Inherent impulsive action predicts 5-HT_2AR binding density and protein expression in whole frontal cortex. (a) Following 1-CSRT task training and phenotypic identification (cohort 4), whole frontal cortex was collected and a crude synaptosomal preparation analyzed for single-point radioligand binding ([³H]-ketanserin, 10 nM) to approximate saturation binding. Specific [³H]-ketanserin binding positively correlated with premature responses during stable ITI5 performance in the 1-CSRT task (n=28; r=0.508, p<0.01). Error bars (±SEM) represent results from three independent experiments run in triplicate. (b) The subset of HI and LI samples from the same frontal cortex crude synaptosomal preparations were then analyzed by capillary gel-based immunodetection. Quantitation of 5-HT_2AR immunoreactivity (normalized to cadherin loading control) revealed elevated 5-HT_2AR protein expression in HI (n=6, black bar) relative to LI rats (n=6, white bar; *p<0.05 vs. LI). The inset presents representative electrophoretic bands. Arbitrary units (AU) of normalized densitometry are presented (see Materials and Methods).

Figure 5

Inherent impulsive action predicts synaptic protein expression in mPFC. (a) Following 1-CSRT task training and phenotypic identification (cohort 5), the mPFC was collected for biochemical analysis. Immunoblot for the 5-HT_2AR and cadherin loading control was performed using crude synaptosomal protein from the mPFC (inset, representative blot).

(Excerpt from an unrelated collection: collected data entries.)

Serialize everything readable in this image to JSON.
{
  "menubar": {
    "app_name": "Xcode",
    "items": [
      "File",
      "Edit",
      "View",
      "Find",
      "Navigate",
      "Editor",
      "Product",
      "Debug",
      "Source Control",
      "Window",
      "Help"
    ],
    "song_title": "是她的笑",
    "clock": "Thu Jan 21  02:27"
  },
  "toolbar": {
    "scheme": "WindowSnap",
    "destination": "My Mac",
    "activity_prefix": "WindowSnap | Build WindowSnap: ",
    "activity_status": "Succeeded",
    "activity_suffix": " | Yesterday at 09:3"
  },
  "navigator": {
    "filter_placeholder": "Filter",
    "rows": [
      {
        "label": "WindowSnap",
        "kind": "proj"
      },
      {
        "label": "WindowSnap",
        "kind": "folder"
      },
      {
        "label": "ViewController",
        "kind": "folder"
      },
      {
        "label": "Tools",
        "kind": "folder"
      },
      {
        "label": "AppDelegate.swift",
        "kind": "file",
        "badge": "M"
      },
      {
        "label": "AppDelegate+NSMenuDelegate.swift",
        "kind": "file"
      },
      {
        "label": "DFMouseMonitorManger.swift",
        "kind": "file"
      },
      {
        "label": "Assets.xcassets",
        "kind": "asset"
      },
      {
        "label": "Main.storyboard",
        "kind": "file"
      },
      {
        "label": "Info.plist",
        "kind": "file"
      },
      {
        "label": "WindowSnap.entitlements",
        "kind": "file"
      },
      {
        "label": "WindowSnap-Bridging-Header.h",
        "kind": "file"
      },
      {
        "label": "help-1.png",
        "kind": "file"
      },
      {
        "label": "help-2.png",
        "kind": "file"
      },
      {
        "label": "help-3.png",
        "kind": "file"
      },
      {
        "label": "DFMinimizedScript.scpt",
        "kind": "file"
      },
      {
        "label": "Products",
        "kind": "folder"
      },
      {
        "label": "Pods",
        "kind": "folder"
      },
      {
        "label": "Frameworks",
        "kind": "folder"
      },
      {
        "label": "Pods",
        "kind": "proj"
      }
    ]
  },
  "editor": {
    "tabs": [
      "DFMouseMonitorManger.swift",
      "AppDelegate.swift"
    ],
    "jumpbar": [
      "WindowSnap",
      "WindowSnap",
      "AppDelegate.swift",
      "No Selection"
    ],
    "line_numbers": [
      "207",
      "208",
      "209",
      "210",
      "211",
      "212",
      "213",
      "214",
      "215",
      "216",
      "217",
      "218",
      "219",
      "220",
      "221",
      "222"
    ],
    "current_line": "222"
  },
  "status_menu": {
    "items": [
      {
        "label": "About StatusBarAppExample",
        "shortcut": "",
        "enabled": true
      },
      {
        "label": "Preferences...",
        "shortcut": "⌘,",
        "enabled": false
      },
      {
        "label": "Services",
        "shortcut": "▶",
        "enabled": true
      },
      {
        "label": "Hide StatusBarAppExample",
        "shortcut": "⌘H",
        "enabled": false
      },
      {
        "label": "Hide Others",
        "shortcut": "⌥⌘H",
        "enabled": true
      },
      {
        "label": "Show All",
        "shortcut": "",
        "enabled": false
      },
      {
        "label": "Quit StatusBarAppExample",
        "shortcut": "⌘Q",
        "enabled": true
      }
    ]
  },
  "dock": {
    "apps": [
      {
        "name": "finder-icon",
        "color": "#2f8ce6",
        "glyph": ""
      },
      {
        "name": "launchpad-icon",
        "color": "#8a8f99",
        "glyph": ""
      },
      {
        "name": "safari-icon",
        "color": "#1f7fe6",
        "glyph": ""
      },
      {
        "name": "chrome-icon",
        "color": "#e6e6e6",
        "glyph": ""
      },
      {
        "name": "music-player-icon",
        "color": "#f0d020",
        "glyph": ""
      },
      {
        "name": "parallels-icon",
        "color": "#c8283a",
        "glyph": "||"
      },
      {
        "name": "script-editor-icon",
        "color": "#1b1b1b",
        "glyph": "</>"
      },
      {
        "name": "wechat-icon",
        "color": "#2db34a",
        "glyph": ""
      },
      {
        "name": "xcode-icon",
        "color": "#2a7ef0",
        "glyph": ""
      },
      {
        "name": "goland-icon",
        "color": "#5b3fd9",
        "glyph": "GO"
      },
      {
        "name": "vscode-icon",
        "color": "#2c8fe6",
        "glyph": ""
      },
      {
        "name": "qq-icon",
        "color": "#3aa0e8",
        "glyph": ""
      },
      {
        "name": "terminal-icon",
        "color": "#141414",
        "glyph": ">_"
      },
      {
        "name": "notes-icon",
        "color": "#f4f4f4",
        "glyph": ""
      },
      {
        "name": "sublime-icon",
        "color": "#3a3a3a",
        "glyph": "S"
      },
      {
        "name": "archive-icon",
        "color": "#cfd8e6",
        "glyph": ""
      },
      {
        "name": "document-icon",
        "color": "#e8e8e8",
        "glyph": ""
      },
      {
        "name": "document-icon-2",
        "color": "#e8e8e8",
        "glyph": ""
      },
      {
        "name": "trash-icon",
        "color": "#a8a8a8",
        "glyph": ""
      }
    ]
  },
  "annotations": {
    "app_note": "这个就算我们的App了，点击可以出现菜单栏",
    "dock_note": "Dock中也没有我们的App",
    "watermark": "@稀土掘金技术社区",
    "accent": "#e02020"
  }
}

Densitometric quantitation revealed elevated 5-HT_2AR protein expression in HI (n=7, black bar) relative to LI rats (n=7, white bar; p<0.05). (b) Immunoprecipitation (IP) of mPFC crude synaptosomes with α-PSD95 antibody followed by immunoblots (IB) for 5-HT_2AR and PSD95 (right, representative blots) revealed an increased 5-HT_2AR/PSD95 association in HI (n=4, black bar) relative to LI rats (n=3, white bar; p<0.05). (c) There was a correlation between premature responses in the 1-CSRT task and densitometric quantitation of 5-HT_2AR/PSD95 association (r=0.822; p<0.05). Arbitrary units (AU) of normalized densitometry are presented (see Materials and Methods).